Carbon capture is only effective when mounted like a special filter on the smokestacks of coal-burning power plants, and even then, the emissions aren’t truly carbon neutralized. The Parish plant recently closed due to low oil prices, meaning there are now zero active carbon capture facilities in the U.S.

One concept in Iceland, meanwhile, uses freeflowing volcanic water to basically “carbonate” carbon dioxide away, literally making soda water that is pumped underground. There, the fizzy water makes contact with minerals in the bedrock that start to crystallize the carbon dioxide, leaving the water fresh and clear.

This idea is extremely cool, but also has limitations, reducing emissions at the host facility by just a third—and that facility is a geothermal power plant, not an oil refinery or coal plant blowing out black smoke.

Most carbon capture technologies have worked in this kind of very small application, while people around the world plan on much more of it in order to curb climate change. And so far, applications focus on a world where we continue to use a great deal of fossil fuels.

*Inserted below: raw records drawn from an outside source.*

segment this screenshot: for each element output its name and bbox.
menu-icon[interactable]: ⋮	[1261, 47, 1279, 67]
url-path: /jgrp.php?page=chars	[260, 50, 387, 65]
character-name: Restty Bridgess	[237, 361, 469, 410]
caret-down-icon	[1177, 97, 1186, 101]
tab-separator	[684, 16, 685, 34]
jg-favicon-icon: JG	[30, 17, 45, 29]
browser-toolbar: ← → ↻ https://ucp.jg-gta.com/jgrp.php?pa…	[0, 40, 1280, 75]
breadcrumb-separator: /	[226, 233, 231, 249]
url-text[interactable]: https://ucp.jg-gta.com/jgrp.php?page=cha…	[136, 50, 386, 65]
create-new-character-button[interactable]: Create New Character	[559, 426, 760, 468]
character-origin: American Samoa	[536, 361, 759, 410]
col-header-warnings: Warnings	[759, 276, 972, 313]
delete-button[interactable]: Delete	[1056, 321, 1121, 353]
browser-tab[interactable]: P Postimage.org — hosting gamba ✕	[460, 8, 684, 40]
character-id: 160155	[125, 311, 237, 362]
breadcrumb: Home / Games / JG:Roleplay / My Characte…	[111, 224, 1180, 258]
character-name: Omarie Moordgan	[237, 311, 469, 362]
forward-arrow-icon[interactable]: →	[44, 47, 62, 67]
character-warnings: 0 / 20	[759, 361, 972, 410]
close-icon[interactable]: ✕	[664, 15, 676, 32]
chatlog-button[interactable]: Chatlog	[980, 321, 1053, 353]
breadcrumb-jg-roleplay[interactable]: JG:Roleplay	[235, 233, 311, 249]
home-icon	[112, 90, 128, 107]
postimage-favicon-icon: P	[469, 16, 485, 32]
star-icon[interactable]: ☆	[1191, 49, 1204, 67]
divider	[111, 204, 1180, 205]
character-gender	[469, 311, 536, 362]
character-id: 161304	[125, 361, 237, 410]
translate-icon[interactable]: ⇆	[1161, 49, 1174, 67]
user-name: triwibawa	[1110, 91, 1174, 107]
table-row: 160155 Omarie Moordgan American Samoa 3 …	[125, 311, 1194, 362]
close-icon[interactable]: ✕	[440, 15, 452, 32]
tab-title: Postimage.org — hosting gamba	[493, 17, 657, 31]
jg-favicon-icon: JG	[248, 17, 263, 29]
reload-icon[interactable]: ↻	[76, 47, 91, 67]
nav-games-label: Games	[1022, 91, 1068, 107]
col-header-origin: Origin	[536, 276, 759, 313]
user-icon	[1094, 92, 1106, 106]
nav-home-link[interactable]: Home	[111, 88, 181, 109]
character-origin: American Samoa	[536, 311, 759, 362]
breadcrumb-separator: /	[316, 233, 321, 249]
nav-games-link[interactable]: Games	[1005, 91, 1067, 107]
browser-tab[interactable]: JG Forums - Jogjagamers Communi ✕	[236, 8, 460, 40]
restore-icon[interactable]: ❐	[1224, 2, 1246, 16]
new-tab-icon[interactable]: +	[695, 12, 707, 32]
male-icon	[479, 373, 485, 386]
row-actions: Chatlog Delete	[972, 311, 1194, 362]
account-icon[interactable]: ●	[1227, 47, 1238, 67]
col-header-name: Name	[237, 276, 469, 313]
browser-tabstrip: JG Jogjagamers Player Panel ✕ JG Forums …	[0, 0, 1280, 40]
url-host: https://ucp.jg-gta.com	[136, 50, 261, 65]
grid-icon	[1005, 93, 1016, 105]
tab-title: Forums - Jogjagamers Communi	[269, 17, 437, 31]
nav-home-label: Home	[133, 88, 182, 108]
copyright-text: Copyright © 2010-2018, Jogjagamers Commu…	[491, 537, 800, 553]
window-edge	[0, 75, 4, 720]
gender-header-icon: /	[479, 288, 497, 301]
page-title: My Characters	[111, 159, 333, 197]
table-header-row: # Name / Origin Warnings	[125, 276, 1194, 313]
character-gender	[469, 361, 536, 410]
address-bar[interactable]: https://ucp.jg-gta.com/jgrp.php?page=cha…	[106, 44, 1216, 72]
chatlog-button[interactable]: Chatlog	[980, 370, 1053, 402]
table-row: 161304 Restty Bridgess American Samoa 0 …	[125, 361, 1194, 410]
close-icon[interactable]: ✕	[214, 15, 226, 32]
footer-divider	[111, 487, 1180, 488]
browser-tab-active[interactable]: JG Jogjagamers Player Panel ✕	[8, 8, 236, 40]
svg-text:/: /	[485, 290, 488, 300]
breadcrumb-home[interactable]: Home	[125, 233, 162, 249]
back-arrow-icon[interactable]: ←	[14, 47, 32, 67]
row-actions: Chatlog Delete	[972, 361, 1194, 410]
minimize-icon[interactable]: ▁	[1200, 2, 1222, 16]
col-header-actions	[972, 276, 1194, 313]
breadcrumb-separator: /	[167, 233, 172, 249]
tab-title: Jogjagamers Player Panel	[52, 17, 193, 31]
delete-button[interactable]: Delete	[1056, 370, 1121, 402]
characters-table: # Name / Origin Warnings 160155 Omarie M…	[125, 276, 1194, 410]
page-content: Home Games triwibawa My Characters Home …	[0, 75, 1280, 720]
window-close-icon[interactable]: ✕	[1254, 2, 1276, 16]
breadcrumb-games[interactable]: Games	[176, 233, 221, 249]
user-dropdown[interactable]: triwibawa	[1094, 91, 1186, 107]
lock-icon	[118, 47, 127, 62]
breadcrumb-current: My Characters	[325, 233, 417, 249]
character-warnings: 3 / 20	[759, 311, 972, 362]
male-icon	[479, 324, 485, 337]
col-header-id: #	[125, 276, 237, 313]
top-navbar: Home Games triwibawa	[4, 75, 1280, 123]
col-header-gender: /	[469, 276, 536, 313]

This is why Musk’s investment is exciting. He has a track record for accelerating technology using both investment dollars and his gigantic social media footprint. The team with the best carbon capture idea in the XPRIZE contest will win $50 million, with subsequent prizes stairstepping down to a bottom tier of $200,000 scholarships.

In the near future, carbon capture is essential because of the way it can reduce emissions from coal-burning and other fossil fuel facilities. But long term, at least so far, it hasn’t achieved the dream of scrubbing carbon dioxide from anywhere other than the locations where carbon scrubbers are installed, meaning a high cost of specialized equipment that only reduces emissions from specific places.

Could $100 million change the industry? We’ll find out.